Blair des Nordens

Der neue Regierungschef in Oslo kommt aus einer Politikerfamilie. Sozialdemokrat Stoltenberg gilt als sympathischer Pragmatiker

Jens Stoltenberg wird Norwegens neuer Ministerpräsident – und das fast pünktlich zu seinem 41. Geburtstag. Damit erklettert der Sohn rekordjung den Sessel, den der berühmte Vater, Ex-Außenminister und Balkanvermittler Thorvald Stoltenberg, nie erreichte. Und auch nicht Mutter Karin Heiberg, die immerhin Handelsministerin war.

Bei solchen Eltern war die politische Karriere dem kleinen Jens sozusagen in die Wiege gelegt.

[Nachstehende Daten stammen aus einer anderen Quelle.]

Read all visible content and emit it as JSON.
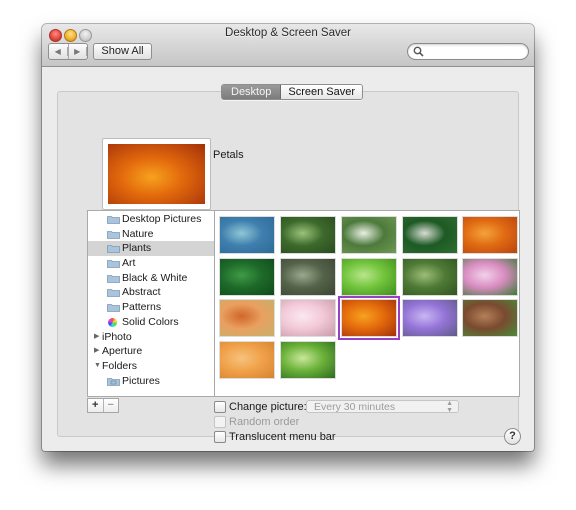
{
  "window": {
    "title": "Desktop & Screen Saver",
    "traffic_lights": [
      "close",
      "minimize",
      "zoom"
    ]
  },
  "toolbar": {
    "back_icon": "triangle-left-icon",
    "forward_icon": "triangle-right-icon",
    "back_glyph": "◀",
    "forward_glyph": "▶",
    "show_all_label": "Show All",
    "search_placeholder": "",
    "search_value": ""
  },
  "tabs": [
    {
      "label": "Desktop",
      "active": true
    },
    {
      "label": "Screen Saver",
      "active": false
    }
  ],
  "current_wallpaper": {
    "name": "Petals"
  },
  "sidebar": {
    "items": [
      {
        "label": "Desktop Pictures",
        "icon": "folder-icon",
        "indent": 1
      },
      {
        "label": "Nature",
        "icon": "folder-icon",
        "indent": 1
      },
      {
        "label": "Plants",
        "icon": "folder-icon",
        "indent": 1,
        "selected": true
      },
      {
        "label": "Art",
        "icon": "folder-icon",
        "indent": 1
      },
      {
        "label": "Black & White",
        "icon": "folder-icon",
        "indent": 1
      },
      {
        "label": "Abstract",
        "icon": "folder-icon",
        "indent": 1
      },
      {
        "label": "Patterns",
        "icon": "folder-icon",
        "indent": 1
      },
      {
        "label": "Solid Colors",
        "icon": "color-wheel-icon",
        "indent": 1
      },
      {
        "label": "iPhoto",
        "icon": "disclosure-right-icon",
        "indent": 0
      },
      {
        "label": "Aperture",
        "icon": "disclosure-right-icon",
        "indent": 0
      },
      {
        "label": "Folders",
        "icon": "disclosure-down-icon",
        "indent": 0
      },
      {
        "label": "Pictures",
        "icon": "pictures-folder-icon",
        "indent": 1
      }
    ],
    "add_label": "+",
    "remove_label": "−"
  },
  "thumbnails": [
    {
      "name": "agave",
      "colors": [
        "#3f7fae",
        "#8fc7d6",
        "#2d6a96"
      ]
    },
    {
      "name": "bamboo",
      "colors": [
        "#3d6a2c",
        "#9bc27a",
        "#2a4a1e"
      ]
    },
    {
      "name": "daisies",
      "colors": [
        "#4d7a3c",
        "#e9efe4",
        "#6f9a54"
      ]
    },
    {
      "name": "dandelion",
      "colors": [
        "#1d5a24",
        "#d9dcd5",
        "#2f6e31"
      ]
    },
    {
      "name": "autumn-leaves",
      "colors": [
        "#e06a12",
        "#f3a33a",
        "#b84410"
      ]
    },
    {
      "name": "grass",
      "colors": [
        "#1e6a2a",
        "#3f9b45",
        "#0f4a1a"
      ]
    },
    {
      "name": "meadow",
      "colors": [
        "#55634a",
        "#9aa88c",
        "#3c4533"
      ]
    },
    {
      "name": "green-spiral",
      "colors": [
        "#72c43c",
        "#b9e68a",
        "#3f8e1e"
      ]
    },
    {
      "name": "fern",
      "colors": [
        "#4f7a35",
        "#9cbd78",
        "#2f5520"
      ]
    },
    {
      "name": "lotus",
      "colors": [
        "#d78cc0",
        "#f4d0ea",
        "#3d7a35"
      ]
    },
    {
      "name": "maple-orange",
      "colors": [
        "#e9a060",
        "#d0662a",
        "#c6b06a"
      ]
    },
    {
      "name": "pink-flower",
      "colors": [
        "#f2c9d8",
        "#fbe8ef",
        "#c79aa8"
      ]
    },
    {
      "name": "petals",
      "colors": [
        "#e36a0c",
        "#f7a21e",
        "#a3300a"
      ],
      "selected": true
    },
    {
      "name": "purple-petals",
      "colors": [
        "#9474d8",
        "#c9b6f2",
        "#5f5a86"
      ]
    },
    {
      "name": "redwoods",
      "colors": [
        "#7a4a30",
        "#b38059",
        "#4a8a3a"
      ]
    },
    {
      "name": "tree-rings",
      "colors": [
        "#f0a24a",
        "#f7c27e",
        "#d78130"
      ]
    },
    {
      "name": "green-leaves",
      "colors": [
        "#6cb23a",
        "#c9e79a",
        "#2d6b1f"
      ]
    }
  ],
  "options": {
    "change_picture": {
      "label": "Change picture:",
      "checked": false
    },
    "interval": {
      "value": "Every 30 minutes",
      "enabled": false
    },
    "random_order": {
      "label": "Random order",
      "checked": false,
      "enabled": false
    },
    "translucent_menu_bar": {
      "label": "Translucent menu bar",
      "checked": false
    }
  },
  "help_label": "?"
}
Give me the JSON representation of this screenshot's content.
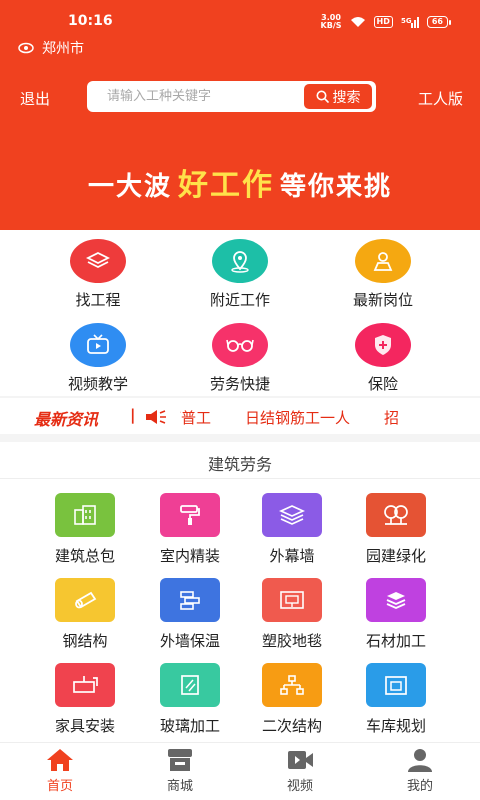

Und Stoltenberg zögerte niemals, dieses Erbe zu nutzen. Am Anfang stand – wie es sich für einen späteren Spitzensozi gehört – eine radikale Phase. Er organisierte einen Schulstreik oder zerschmetterte die Fensterscheiben der US-Botschaft. Das war zu Zeiten des Vietnamkriegs. Nach einer vierjährigen Lehrzeit als Vorsitzender der Jungsozialisten und einem Volkswirtschaftsstudium wurde er von Gro Harlem-Brundtland 1993 als Ölminister in ihr Kabinett berufen.

Schon damals hätte sie ihn gerne als Nachfolger auf dem Posten des sozialdemokratischen Parteivorsitzenden gesehen, auf den sie selbst verzichtete. Doch die mächtige Gewerkschaftsbewegung setzte den vermeintlich besser handhabbaren Thorbjörn Jagland durch. Ein Fehler, den die Arbeiterpartei schnell bereuen sollte: Jagland erwies sich als zu schwach, um die verschiedenen Parteiflügel zusammenzuhalten. Ganz im Gegenteil zu Stoltenberg jr.: Der ist ein norwegischer Tony Blair und tritt in jedem Fernsehstudio auf, als sei er dort geboren. Die Zeit war endgültig reif für Stoltenberg, als Jagland nicht nur die letzten Parlamentswahlen, sondern auch die Kommunalwahlen im vergangenen Herbst verloren hatte. Vor einen Monat wurde der Kronprinz gerade noch rechtzeitig für den jetzigen Regierungswechsel zum Fraktionsvorsitzenden und damit zum Ministerpräsidentenkandidaten der Sozialdemokraten gewählt.

Kein Einzelfall ist es, wenn er einen politischen Termin plötzlich mit einem Blick zur Uhr abbricht: Jetzt müsse er aber wirklich endlich seine Kinder Axel und Catharina vom Kindergarten abholen. Zwei von drei NorwegerInnen, gleich welcher Parteicouleur, halten ihn für die beste Wahl an der Regierungsspitze. Und seine Partei hofft mit ihm aus einem jahrelangen Stimmungstief herauszukommen. Angesichts dieser Erwartungen ist klar, dass im Falle eines Scheiterns die Fallhöhe besonders groß wäre. Stoltenberg hat sich nämlich die politische Latte sehr hoch gelegt. Die NorwegerInnen sollen von den Vorteilen einer EU-Mitgliedschaft überzeugt werden, deren glühender Anhänger er selbst ist. Doch bei dem Punkt haben sich bei seinen Landsleuten – Charme hin, Sympathie her – schon andere PolitikerInnen die Zähne ausgebissen und das Handtuch geworfen.